The reason is that when you’re fasting, your body is low on sugar and energy. It craves high carbohydrate foods with sugar as well.
During my second year of intermittent fasting, I injured my lower back doing back squats and had to stay away from weights indefinitely.
So, I replaced my weight training with Pilates and stretching exercises. In addition, I started a body detox program, which involved removing high-carboydrate foods from my diet for a couple of months.
Within a couple of weeks, my muscle mass significantly reduced to the point that my clothes didn’t fit as well anymore. The detox program and intermittent fasting protocol drastically reduced my daily calorie intake, contributing to muscle loss.
Once I recovered from the injury and restarted the weight training program—whilst increasing my carbohydrate intake—within a few months, I regained my physique and regained the muscle mass.
The biggest lesson I’ve learned during my 4 year journey of intermittent fasting, is to stop worrying about being perfect and enjoy life, regardless of progress towards my weight and fitness goals.
During the first year of intermittent fasting, I refused to break my fast outside of my eating window.
I would travel on holidays to new places, missing the experiences of eating new food from different cultures because I was “intermittent fasting.”
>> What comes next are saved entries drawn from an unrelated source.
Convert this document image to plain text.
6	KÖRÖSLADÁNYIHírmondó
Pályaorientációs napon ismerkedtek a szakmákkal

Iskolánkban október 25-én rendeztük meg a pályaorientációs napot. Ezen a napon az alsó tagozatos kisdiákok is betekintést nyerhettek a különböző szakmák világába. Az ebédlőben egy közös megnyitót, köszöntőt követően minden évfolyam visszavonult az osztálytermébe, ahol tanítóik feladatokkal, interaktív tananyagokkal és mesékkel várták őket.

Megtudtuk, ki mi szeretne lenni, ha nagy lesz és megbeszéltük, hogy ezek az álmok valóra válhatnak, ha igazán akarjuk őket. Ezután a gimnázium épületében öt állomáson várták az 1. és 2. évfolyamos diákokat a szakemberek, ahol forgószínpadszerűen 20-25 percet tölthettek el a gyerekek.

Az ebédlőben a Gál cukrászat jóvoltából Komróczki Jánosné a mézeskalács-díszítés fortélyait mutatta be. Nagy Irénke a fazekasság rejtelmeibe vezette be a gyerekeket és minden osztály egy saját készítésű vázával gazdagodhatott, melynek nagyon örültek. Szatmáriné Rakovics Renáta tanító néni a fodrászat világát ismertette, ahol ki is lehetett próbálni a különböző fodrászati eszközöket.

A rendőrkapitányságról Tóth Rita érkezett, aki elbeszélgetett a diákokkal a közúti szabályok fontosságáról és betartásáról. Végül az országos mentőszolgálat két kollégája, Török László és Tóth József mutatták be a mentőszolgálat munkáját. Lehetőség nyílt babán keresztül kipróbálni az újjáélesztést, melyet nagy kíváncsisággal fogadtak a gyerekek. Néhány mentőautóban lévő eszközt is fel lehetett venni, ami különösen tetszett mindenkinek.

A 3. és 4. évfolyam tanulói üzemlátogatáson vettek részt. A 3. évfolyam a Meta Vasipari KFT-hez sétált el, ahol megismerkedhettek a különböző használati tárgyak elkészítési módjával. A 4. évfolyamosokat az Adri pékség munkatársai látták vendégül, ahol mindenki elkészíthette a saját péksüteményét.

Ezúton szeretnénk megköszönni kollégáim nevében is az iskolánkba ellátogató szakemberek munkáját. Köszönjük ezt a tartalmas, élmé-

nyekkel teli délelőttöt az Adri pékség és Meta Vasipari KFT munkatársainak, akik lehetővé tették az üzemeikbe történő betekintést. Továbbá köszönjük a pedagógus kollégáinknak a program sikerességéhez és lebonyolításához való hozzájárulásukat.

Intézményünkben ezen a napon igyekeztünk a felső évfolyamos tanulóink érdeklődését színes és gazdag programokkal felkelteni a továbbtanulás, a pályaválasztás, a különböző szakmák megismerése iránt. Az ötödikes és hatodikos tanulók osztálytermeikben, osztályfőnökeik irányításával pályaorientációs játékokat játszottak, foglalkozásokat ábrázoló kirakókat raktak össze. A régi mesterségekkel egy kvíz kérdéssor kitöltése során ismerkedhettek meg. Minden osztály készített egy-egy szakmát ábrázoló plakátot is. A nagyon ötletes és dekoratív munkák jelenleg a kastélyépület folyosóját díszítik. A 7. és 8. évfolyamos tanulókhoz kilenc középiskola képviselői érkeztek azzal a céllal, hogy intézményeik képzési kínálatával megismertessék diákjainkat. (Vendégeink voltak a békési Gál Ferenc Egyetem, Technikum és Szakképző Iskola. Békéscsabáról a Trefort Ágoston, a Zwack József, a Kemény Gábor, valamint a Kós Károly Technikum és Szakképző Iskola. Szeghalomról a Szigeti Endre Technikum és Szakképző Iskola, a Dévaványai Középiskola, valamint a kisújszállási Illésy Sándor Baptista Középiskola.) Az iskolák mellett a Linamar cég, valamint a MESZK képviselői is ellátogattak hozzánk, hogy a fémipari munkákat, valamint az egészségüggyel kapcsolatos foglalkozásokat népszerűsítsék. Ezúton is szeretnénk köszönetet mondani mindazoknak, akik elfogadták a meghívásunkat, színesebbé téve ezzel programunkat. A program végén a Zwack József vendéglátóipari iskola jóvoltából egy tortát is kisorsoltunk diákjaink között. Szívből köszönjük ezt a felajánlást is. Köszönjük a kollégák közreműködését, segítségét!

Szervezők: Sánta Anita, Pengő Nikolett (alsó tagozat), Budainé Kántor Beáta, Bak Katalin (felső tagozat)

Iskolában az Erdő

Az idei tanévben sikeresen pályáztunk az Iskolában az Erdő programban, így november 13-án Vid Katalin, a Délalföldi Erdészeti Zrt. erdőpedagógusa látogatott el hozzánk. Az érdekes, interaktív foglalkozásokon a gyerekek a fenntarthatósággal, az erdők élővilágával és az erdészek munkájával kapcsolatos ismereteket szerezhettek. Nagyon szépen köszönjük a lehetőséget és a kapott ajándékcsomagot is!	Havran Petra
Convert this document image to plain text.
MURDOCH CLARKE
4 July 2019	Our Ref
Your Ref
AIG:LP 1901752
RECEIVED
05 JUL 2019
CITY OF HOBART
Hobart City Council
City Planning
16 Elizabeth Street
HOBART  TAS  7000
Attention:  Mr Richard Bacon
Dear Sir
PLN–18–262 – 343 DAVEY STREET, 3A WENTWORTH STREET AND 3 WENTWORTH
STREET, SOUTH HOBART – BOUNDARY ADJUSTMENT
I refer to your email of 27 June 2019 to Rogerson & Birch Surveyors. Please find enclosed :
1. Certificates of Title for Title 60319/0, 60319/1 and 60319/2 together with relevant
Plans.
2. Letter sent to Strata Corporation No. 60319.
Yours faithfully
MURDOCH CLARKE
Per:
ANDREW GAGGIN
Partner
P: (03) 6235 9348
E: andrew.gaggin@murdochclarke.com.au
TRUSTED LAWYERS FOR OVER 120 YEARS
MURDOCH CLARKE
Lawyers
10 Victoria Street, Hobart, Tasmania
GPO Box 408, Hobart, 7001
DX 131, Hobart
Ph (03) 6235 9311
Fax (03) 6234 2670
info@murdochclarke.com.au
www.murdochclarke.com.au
I often looked down on people who didn’t live as healthy a lifestyle as I did, and held fast to a rigid intermittent fasting protocol.
But over time, I’ve learned that there’s more to life than losing weight, gaining muscle and getting in shape. Sure, I still work towards achieving my health goals each day, but I don’t beat myself up if I mess up.
Intermittent fasting may or may not work for you. It’s a lifestyle change that I strongly recommend because of the many benefits it has provided to me—physically, emotionally and mentally.
Keep experimenting to find what works for you, but always remember to enjoy the journey.